I have AWS Glue Crawler which runs twice a day and populates data in Athena.
Quicksight takes data from Athena and shows it in a dashboard.
I am implementing LastDataRefresh (Datetime) to show in a Quicksight dashboard. Is there a way I can get the last crawler run datetime so that I can store it in an Athena table and show in Quicksight ?
Any other suggestions are also welcome.
TL;DR Extract the crawler last run time from Glue's CloudWatch logs
Glue sends a series of events to CloudWatch during each crawler run. Extract and process the "finished running" logs from /aws-glue/crawlers
log group to get the latest for each crawler.

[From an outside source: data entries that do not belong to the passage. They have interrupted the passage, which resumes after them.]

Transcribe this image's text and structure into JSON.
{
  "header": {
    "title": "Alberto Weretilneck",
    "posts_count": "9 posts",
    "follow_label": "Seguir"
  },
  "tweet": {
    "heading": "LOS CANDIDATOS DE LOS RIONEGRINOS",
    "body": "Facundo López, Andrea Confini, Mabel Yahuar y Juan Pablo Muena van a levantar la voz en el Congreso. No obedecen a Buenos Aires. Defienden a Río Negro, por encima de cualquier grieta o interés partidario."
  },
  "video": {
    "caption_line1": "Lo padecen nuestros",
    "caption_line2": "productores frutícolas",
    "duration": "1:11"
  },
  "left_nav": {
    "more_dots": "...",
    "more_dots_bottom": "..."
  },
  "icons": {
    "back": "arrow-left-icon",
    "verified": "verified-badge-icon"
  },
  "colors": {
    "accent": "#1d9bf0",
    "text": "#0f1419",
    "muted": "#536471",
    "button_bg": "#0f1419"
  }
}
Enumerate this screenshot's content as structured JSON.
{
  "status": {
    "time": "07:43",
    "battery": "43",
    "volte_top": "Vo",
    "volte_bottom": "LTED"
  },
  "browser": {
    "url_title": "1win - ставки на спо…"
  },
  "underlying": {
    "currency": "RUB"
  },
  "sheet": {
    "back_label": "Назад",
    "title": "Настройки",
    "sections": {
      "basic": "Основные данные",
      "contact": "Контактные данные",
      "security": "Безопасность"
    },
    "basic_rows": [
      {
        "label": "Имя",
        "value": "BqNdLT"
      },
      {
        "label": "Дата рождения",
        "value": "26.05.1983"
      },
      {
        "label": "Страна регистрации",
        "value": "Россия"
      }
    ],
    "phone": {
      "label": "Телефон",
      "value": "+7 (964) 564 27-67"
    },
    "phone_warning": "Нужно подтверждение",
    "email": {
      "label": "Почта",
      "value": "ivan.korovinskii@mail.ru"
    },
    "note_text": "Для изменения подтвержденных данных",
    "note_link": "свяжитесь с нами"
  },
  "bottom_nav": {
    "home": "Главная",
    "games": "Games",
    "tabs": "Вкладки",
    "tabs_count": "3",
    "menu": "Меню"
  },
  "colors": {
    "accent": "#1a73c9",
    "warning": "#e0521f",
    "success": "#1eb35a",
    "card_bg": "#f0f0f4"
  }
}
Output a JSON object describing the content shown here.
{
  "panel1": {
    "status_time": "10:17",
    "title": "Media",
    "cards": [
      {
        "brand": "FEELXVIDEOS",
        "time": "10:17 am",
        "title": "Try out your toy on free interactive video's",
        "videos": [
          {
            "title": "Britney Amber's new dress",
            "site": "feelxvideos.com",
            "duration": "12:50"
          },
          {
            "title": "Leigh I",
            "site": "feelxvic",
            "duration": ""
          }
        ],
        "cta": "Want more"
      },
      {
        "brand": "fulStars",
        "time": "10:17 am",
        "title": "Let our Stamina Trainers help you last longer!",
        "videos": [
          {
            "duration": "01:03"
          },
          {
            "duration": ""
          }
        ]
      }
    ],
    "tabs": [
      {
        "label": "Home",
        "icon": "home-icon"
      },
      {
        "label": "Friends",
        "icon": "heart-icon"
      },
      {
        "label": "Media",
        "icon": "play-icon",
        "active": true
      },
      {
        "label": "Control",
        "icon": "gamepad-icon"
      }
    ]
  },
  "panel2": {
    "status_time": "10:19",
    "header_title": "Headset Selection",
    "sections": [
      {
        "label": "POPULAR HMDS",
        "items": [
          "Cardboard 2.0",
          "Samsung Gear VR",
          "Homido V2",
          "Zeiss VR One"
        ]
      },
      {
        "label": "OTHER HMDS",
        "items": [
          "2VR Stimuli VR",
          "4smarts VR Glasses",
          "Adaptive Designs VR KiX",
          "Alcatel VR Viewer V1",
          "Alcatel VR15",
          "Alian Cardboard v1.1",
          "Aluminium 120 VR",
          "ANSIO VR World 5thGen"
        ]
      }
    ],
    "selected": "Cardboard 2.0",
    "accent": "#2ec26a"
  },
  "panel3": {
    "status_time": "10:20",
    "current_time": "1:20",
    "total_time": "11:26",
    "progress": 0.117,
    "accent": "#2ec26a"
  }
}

Logs for a single crawler run:
2021-12-15T12:08:54.448+01:00 [7dd..] BENCHMARK : Running Start Crawl for Crawler lorawan_datasets_bucket_crawler
2021-12-15T12:09:12.559+01:00 [7dd..] BENCHMARK : Classification complete, writing results to database jokerman_events_database
2021-12-15T12:09:12.560+01:00 [7dd..] INFO : Crawler configured with SchemaChangePolicy {"UpdateBehavior":"UPDATE_IN_DATABASE","DeleteBehavior":"DEPRECATE_IN_DATABASE"}.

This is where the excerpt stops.